After she had been missing for two weeks, and with no confirmed sightings of her since the day she disappeared, her six daughters started losing hope of ever seeing her alive again.

Mrs Amin said: "It sounds horrible to say but she's probably dead because if she could make her way to a phone, she would have done by now.

"When my mum had been missing a week I prepared myself for the worst.

"I was trying to shield my younger sisters from that, but by day seven I had to tell them I didn't think we were going to find her. It was the hardest thing I have ever done in my life."

Those fears were confirmed when traces of Mrs Begum's blood were found at her Accrington home by investigating officers.
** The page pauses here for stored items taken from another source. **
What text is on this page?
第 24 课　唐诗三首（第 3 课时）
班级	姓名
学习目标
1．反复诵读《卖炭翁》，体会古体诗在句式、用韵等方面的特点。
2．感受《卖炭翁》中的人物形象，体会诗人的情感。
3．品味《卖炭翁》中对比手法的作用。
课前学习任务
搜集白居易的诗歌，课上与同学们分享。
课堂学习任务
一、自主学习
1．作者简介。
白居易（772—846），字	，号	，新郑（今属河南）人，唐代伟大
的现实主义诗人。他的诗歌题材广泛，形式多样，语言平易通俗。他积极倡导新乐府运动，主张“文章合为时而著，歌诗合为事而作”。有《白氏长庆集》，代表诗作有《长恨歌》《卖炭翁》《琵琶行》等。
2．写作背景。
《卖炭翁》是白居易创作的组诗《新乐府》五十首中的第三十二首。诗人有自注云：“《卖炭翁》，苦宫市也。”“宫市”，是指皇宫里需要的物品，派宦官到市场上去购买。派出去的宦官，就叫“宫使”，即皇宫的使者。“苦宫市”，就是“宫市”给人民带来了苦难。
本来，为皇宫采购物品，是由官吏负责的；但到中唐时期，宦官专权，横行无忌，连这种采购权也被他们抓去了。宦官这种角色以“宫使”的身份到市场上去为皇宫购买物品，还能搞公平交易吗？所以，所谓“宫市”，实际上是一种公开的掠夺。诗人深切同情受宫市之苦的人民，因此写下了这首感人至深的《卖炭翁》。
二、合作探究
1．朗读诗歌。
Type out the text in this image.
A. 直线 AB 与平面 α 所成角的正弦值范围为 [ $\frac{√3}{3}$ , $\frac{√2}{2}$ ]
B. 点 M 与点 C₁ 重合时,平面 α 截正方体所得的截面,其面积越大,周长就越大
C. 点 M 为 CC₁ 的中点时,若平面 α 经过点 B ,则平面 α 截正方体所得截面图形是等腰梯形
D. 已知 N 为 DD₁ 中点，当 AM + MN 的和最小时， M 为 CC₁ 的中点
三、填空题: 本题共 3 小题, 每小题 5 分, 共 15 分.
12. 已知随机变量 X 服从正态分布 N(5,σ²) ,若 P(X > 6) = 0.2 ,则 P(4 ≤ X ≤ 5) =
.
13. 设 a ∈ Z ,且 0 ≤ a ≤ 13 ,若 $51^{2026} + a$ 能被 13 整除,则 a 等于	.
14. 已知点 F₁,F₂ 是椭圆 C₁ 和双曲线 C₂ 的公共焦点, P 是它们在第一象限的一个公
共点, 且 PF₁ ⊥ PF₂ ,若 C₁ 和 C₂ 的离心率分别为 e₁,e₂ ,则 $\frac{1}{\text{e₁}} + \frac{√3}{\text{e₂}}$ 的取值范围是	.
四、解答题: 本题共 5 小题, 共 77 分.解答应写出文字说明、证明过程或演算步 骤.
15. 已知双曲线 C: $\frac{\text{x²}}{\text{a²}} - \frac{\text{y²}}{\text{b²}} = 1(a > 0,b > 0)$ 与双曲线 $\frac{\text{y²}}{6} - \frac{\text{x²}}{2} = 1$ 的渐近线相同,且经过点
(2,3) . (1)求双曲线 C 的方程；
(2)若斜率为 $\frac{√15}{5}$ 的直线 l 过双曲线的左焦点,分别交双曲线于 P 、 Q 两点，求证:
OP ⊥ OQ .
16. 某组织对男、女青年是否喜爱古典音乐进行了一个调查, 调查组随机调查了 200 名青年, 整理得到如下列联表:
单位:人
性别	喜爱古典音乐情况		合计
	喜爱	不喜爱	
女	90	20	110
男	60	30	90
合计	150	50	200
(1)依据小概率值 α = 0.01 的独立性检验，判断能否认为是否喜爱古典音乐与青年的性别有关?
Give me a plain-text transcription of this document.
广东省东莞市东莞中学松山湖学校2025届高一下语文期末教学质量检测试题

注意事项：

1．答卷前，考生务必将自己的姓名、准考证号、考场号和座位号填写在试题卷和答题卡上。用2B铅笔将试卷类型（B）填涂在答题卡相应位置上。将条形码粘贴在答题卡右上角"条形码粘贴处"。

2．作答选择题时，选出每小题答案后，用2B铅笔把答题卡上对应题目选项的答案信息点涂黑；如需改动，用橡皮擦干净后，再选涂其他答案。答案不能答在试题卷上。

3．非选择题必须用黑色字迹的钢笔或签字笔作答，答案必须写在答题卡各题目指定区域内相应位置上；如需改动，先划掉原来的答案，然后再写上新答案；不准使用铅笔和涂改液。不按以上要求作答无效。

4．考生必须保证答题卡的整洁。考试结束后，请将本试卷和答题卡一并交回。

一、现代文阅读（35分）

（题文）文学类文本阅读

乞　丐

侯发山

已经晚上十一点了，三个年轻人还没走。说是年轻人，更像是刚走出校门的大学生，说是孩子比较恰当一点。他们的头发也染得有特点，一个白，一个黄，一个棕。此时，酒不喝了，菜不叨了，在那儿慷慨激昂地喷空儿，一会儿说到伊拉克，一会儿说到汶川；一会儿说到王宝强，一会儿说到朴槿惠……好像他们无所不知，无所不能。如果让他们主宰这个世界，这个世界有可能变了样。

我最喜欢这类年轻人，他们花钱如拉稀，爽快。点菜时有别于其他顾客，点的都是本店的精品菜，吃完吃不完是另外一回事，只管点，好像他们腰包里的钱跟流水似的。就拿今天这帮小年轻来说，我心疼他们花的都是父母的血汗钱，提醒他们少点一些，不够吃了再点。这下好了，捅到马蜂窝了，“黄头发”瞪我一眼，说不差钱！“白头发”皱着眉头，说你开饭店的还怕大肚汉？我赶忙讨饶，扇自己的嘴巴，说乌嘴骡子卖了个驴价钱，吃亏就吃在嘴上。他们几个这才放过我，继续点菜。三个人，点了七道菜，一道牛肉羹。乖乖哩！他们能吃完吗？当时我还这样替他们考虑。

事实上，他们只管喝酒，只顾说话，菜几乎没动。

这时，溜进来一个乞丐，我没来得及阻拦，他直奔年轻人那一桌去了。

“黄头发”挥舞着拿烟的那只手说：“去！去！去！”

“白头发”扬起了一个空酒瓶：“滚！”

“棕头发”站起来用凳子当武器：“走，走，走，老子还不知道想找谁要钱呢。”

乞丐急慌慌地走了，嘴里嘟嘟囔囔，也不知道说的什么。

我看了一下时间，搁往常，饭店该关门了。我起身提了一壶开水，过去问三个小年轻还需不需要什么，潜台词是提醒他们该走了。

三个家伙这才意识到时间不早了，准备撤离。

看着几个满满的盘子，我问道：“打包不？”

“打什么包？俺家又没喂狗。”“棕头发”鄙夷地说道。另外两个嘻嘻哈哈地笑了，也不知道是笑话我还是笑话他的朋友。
Suddenly, the missing person inquiry had turned into a murder investigation.

In the coming weeks a family which had lost its mother was forced to endure more horrors as Muhammed Arshad and his brother Mohammed Sharif Khan - husbands of two Begum daughters - were arrested in connection with her disappearance.

And it would also transpire that a poster appealing for information about the daughters' missing mum had been put up in the same takeaway where her body had been brutally carved up by the killer.

Senior investigating officer Detective Inspector Jim Elston said he first suspected he was dealing with a murder investigation, rather than searching for a missing person, when the first traces of blood were found at Mrs Begum's home.

Det Insp Elston said: "The main turning point was when we undertook a systematic search of the Burnley Road house and found what appeared to be blood. It was at that stage we began to have suspicions, but we kept an open mind.

"At that point forensics took control of the home with the full co-operation of the family. They undertook luminal testing - a chemical which reacts with enzymes in blood causing it to turn fluorescent - and found more blood. We realised at that point Zainab had been seriously injured and was likely dead."

The most striking piece of evidence was Arshad's hand print made in Zainab Begum's blood found at her Accrington home in the days following her disappearance.

Blood was also found around the bed and on the duvet in daughter Zarina's bedroom and in the bathroom they found blood around the sink and on a cleaning rag, indicating a clean-up had taken place.

Using DNA extracted from Mrs Begum's toothbrush police were able to make a match - and prove the chance of the blood belonging to anyone else was less than one billion to one.

Forensic searches were also made at the Millennium takeaway and Arshad and Khan's home in Crumpsall, Manchester.

And at the beginning of February Arshad was charged with Mrs Begum's murder and Khan with assisting in the disposal of her body.

To strengthen the case against Arshad police called war grave expert, Sue Black, a forensic anthropologist who specialises in the decomposition of bodies in different conditions, to help them disprove Arshad's claims of how he dismembered and melted the body using caustic soda.

She found it was extremely unlikely he would have been able to do this in the timescale and with the tools he suggested. And that told the jurors Arshad hjad not used ordinary household chemicals in a moment of panic - he had planned and thought out the brutal disposal of his own mother in law.